Perturbative calculations reproduce the exact anomalous dimension to order 1/c^3.

A combined dimensional regularization and analytic continuation method is effective.

Distinction between holomorphic and non-holomorphic Wilson lines is clarified.

Abstract

We continue the study of the Wilson line representation of conformal blocks in two-dimensional conformal field theory; these have an alternative interpretation as gravitational Wilson lines in the context of the AdS$_3$/CFT$_2$ correspondence. The gravitational Wilson line involves a path-ordered exponential of the stress tensor, and its expectation value can be computed perturbatively in an expansion in inverse powers of the central charge $c$. The short-distance singularities which occur in the associated stress tensor correlators require systematic regularization and renormalization prescriptions, whose consistency with conformal Ward identities presents a subtle problem. The regularization used here combines dimensional regularization and analytic continuation.

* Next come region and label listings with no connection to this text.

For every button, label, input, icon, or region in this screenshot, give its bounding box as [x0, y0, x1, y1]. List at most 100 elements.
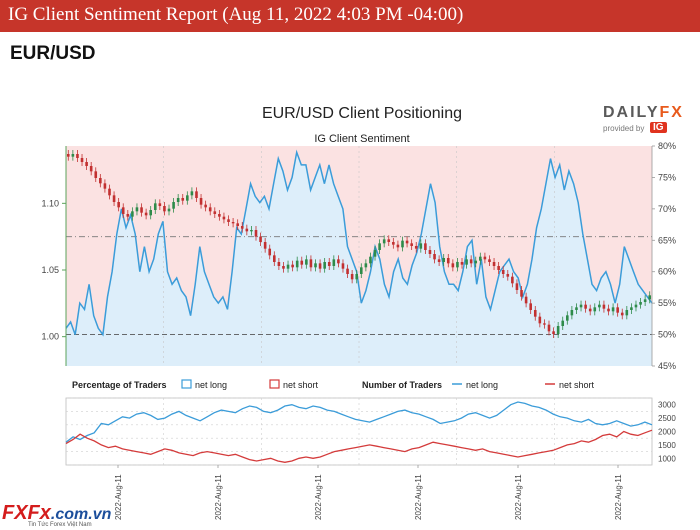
price-candle — [176, 198, 180, 202]
x-tick-label: 2022-Aug-11 — [614, 474, 623, 520]
price-candle — [273, 255, 276, 262]
price-candle — [94, 171, 98, 178]
price-candle — [332, 259, 336, 266]
price-candle — [602, 304, 606, 309]
price-candle — [291, 264, 294, 268]
price-candle — [76, 154, 79, 158]
price-candle — [584, 304, 587, 309]
price-candle — [204, 204, 207, 208]
count-tick-label: 1500 — [658, 441, 676, 450]
chart-title: EUR/USD Client Positioning — [262, 105, 462, 122]
price-tick-label: 1.10 — [41, 198, 59, 208]
price-candle — [144, 212, 148, 216]
price-candle — [419, 243, 423, 249]
price-candle — [314, 263, 317, 268]
price-candle — [318, 263, 322, 269]
price-candle — [300, 260, 304, 265]
price-candle — [167, 208, 171, 212]
price-candle — [561, 320, 565, 326]
price-candle — [218, 214, 221, 217]
price-tick-label: 1.00 — [41, 332, 59, 342]
price-candle — [131, 211, 134, 217]
x-tick-label: 2022-Aug-11 — [414, 474, 423, 520]
price-candle — [286, 264, 290, 269]
price-candle — [245, 228, 249, 232]
price-candle — [163, 206, 166, 212]
price-candle — [355, 274, 359, 280]
price-candle — [195, 191, 198, 198]
price-candle — [552, 331, 555, 334]
percent-tick-label: 45% — [658, 361, 676, 371]
price-candle — [497, 266, 500, 270]
price-candle — [66, 154, 70, 157]
price-candle — [437, 259, 441, 262]
price-candle — [465, 259, 468, 265]
price-candle — [231, 222, 235, 224]
pair-heading: EUR/USD — [10, 43, 96, 64]
price-candle — [240, 226, 244, 229]
brand-provided-by: provided by — [603, 124, 645, 133]
price-candle — [474, 260, 478, 264]
net-long-percent-line — [65, 149, 653, 337]
price-candle — [634, 304, 638, 308]
x-tick-label: 2022-Aug-11 — [314, 474, 323, 520]
percent-tick-label: 55% — [658, 298, 676, 308]
price-candle — [181, 198, 185, 201]
price-candle — [593, 307, 597, 312]
price-candle — [607, 308, 610, 312]
price-candle — [566, 315, 569, 321]
price-candle — [89, 166, 93, 172]
price-candle — [611, 307, 615, 312]
percent-tick-label: 65% — [658, 235, 676, 245]
count-tick-label: 2000 — [658, 428, 676, 437]
price-candle — [227, 219, 230, 222]
price-candle — [547, 324, 551, 332]
price-candle — [620, 312, 624, 316]
price-candle — [108, 188, 111, 196]
legend-percent-title: Percentage of Traders — [72, 380, 167, 390]
price-candle — [323, 262, 326, 269]
legend-number-title: Number of Traders — [362, 380, 442, 390]
price-candle — [103, 183, 107, 189]
brand-name-part2: FX — [659, 104, 684, 121]
price-candle — [520, 290, 523, 297]
price-candle — [556, 326, 560, 334]
brand-name-part1: DAILY — [603, 104, 660, 121]
long-zone-area — [66, 152, 652, 366]
price-candle — [117, 202, 120, 208]
price-candle — [199, 198, 203, 205]
price-candle — [277, 262, 281, 266]
price-candle — [506, 274, 510, 277]
price-candle — [387, 239, 391, 242]
price-candle — [222, 216, 226, 220]
price-candle — [350, 274, 354, 280]
site-tld: .com.vn — [50, 506, 112, 523]
price-candle — [630, 307, 633, 310]
price-candle — [588, 308, 592, 312]
price-candle — [396, 244, 400, 248]
price-candle — [259, 236, 262, 242]
price-candle — [359, 267, 363, 274]
legend-net-long-label: net long — [195, 380, 227, 390]
price-candle — [488, 259, 491, 262]
price-candle — [405, 240, 409, 244]
price-candle — [598, 304, 601, 308]
count-tick-label: 2500 — [658, 414, 676, 423]
price-candle — [483, 256, 487, 260]
x-tick-label: 2022-Aug-11 — [514, 474, 523, 520]
price-candle — [639, 302, 642, 305]
price-candle — [538, 316, 542, 324]
brand-provider: IG — [650, 122, 667, 133]
price-candle — [268, 248, 272, 256]
price-candle — [401, 240, 404, 248]
site-tagline: Tin Tức Forex Việt Nam — [28, 522, 92, 528]
price-candle — [543, 323, 546, 325]
price-candle — [451, 263, 455, 268]
price-candle — [337, 259, 340, 264]
price-candle — [643, 299, 647, 302]
price-candle — [295, 260, 299, 268]
price-candle — [341, 263, 345, 269]
price-candle — [529, 303, 532, 310]
price-candle — [382, 239, 386, 244]
percent-tick-label: 70% — [658, 204, 676, 214]
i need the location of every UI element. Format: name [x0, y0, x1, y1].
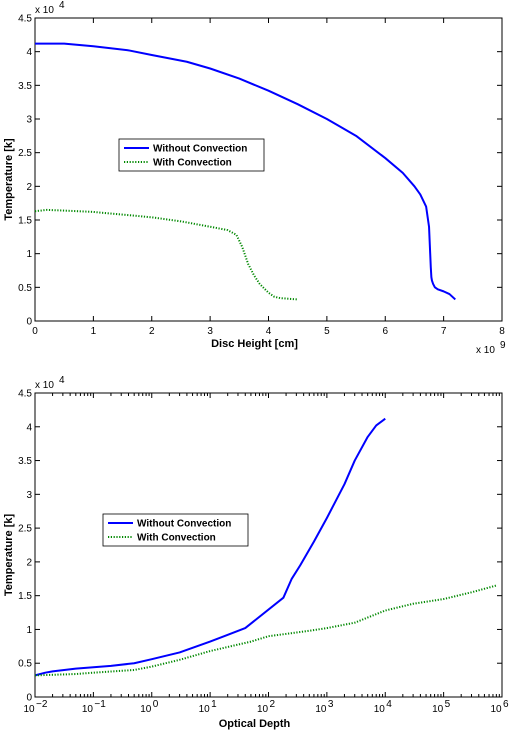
- bottom-series-without-convection-line: [34, 417, 386, 677]
- bottom-y-tick-label: 1.5: [18, 591, 32, 602]
- bottom-x-tick-label-exponent: 1: [211, 699, 217, 710]
- top-legend-box: [118, 138, 265, 172]
- top-x-axis-label: Disc Height [cm]: [211, 338, 298, 350]
- top-y-tick-label: 1.5: [18, 216, 32, 227]
- top-y-tick-label: 4.5: [18, 14, 32, 25]
- bottom-y-tick-label: 3.5: [18, 456, 32, 467]
- bottom-y-multiplier: x 10: [35, 380, 54, 391]
- bottom-x-tick-label: 10: [432, 704, 444, 715]
- top-y-multiplier: x 10: [35, 5, 54, 16]
- top-x-tick-label: 2: [149, 326, 155, 337]
- bottom-x-tick-label: 10: [257, 704, 269, 715]
- top-y-axis-label: Temperature [k]: [3, 138, 15, 221]
- top-x-tick-label: 0: [32, 326, 38, 337]
- bottom-x-tick-label-exponent: 4: [386, 699, 392, 710]
- top-series-with-convection-line: [34, 208, 298, 301]
- bottom-x-tick-label-exponent: −1: [94, 699, 106, 710]
- bottom-y-tick-label: 4: [26, 422, 32, 433]
- bottom-x-tick-label-exponent: 0: [153, 699, 159, 710]
- top-x-multiplier: x 10: [476, 345, 495, 356]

Representation theoretic arguments, based on SL(2,R) current algebra, predict an exact result for the Wilson line anomalous dimension and, by building on previous work, we verify that the perturbative calculations using our regularization and renormalization prescriptions reproduce the exact result to order $1/c^3$ included. We also discuss a related, but somewhat simpler, Wilson line in Wess-Zumino-Witten models that yields current algebra conformal blocks, and we emphasize the distinction between Wilson lines constructed out of non-holomorphic and purely holomorphic currents.